June 6, 2016
San Jose Sharks' Justin Braun (61) and Martin Jones (31) can't stop a power-play goal by the Pittsburgh Penguins' Evgeni Malkin (71) in the second period of Game 4 of the Stanley Cup Final at SAP Center in San Jose, Calif., on Monday, June 6, 2016. (Getty Images)
SAN JOSE -- Monday night at SAP Center, there were no overtime miracles. There was no overtime.
Here's a final one and it might be the most stunning: There have been no goals by Joe Pavelski in the four games against Pittsburgh.
"Right now, we're in the hole we're at," Pavelski said after Monday's game. "A goal or two probably changes the outcome. The way it's been going for most of the postseason, I feel like I should probably have a little bit more."
So should the Sharks.
Pavelski's lack of scoring is not the only reason the Sharks find themselves trailing in the series. It's not the only reason why, with another raucous crowd at SAP Center ready to lift them, they wasted an opportunity to even the series.
However, the Pavelski problem is a symbol of the Sharks' bigger problem. They can't score goals. After averaging more than 3.5 goals per game in their three previous playoff series, they have scored just seven goals in the four games against the Penguins.
Even worse, the Sharks can't take a lead to make the Penguins sweat.

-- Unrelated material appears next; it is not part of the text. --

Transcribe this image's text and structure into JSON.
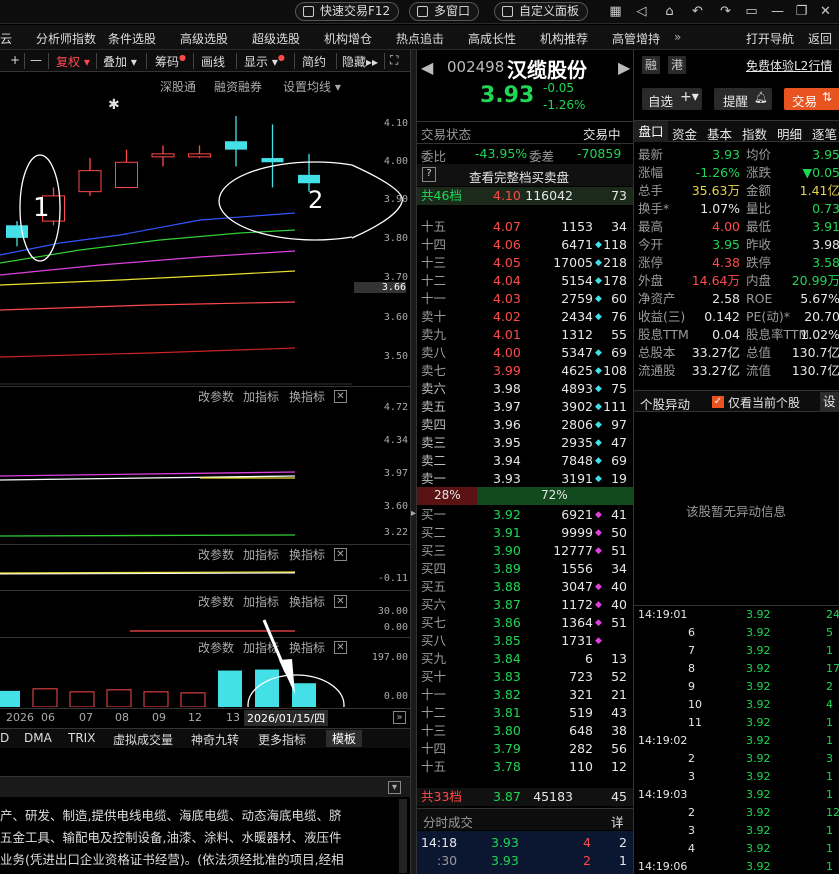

The only time that the Sharks have had a lead in the four games was on the winning goal by Joonas Donskoi in overtime last Saturday night, which officially ended Game 3. But does anyone remember the last time that the Sharks had a lead during the run of play?
To refresh your memory, it was back on May 25, on the night that the Sharks clinched their Western Conference title against St. Louis. And the last time a Sharks player scored a go-ahead goal when they took a 1-0 lead in that game on a shot by . . . that's right, Pavelski. See how the circle of frustration all comes back around?
The crowd at the Shark Tank was prepared on Monday to roar and ride along with an early Sharks' jump. But the Penguins, as is their way, jumped in front instead. The Sharks made a shaky line change and left Pittsburgh defenseman Ian Cole wide open to seize a juicy rebound and slap it into the net for the 1-0 lead. Not even eight minutes into the game, the Penguins were ahead. Again.
"Shouldn't happen," said Sharks' forward Logan Couture of the sloppy coverage after the troubled line change.
And he was right. But here's also what shouldn't happen: The Sharks should not have so much trouble finding a way to counteract the mistake. The Sharks should be able to score enough goals to overcome such a mistake.
In fact, even after the Penguins took a 2-0 lead on a power play goal in the second period, the Sharks theoretically should have enough firepower to score three or four goals and win.
But it wasn't until the third period when they finally began to create those excellent chances to fire away — but then they failed to cash in when those chances arose.
Patrick Marleau had a one-on-one look at Pittsburgh rookie goalie Matt Murray and didn't bury the puck.
"I just missed my shot and he got a glove on it," Marleau said.
Marleau set up Pavelski with a great look at Murray . . . and couldn't convert.
"He read the shot," Pavelski said. "Got to pick a different spot with him."
Brent Burns, so awesome with his shot from up top in the early rounds, only got one to the net Monday . . . and Murray saved it. Same with shots by Couture and Joe Thornton.
"I thought there were goals out there," said Sharks coach Pete DeBoer. "I thought we had a chance to score at least a couple tonight. We had some really good looks. Their goalie made some saves, we didn't finish."
In the end, the beloved Los Tiburones outshot and outhit the Penguins and even won more faceoffs. But they didn't win. Because the shots taken by the Sharks weren't good enough to get past Penguins' rookie goalie Matt Murray.
What now? The first step is to get a lead in Pittsburgh on Thursday. said Pavelski.
If the Sharks don't, then the series could be over. And fans of the Sharks may have seen their last game at SAP Center this season. If there is a Game 6, it would be next Sunday at the Tank. But there may be no Game 6.
"It's disappointing when you don't win in front of fans like this," Couture said. "It's never fun to see fans leaving unhappy. You feel like you've let them down. We hope that we're back here. But we've got to focus on one game first."
Actually, first they've got to focus on getting ahead. Otherwise, they will get to face summer sooner than anyone thought.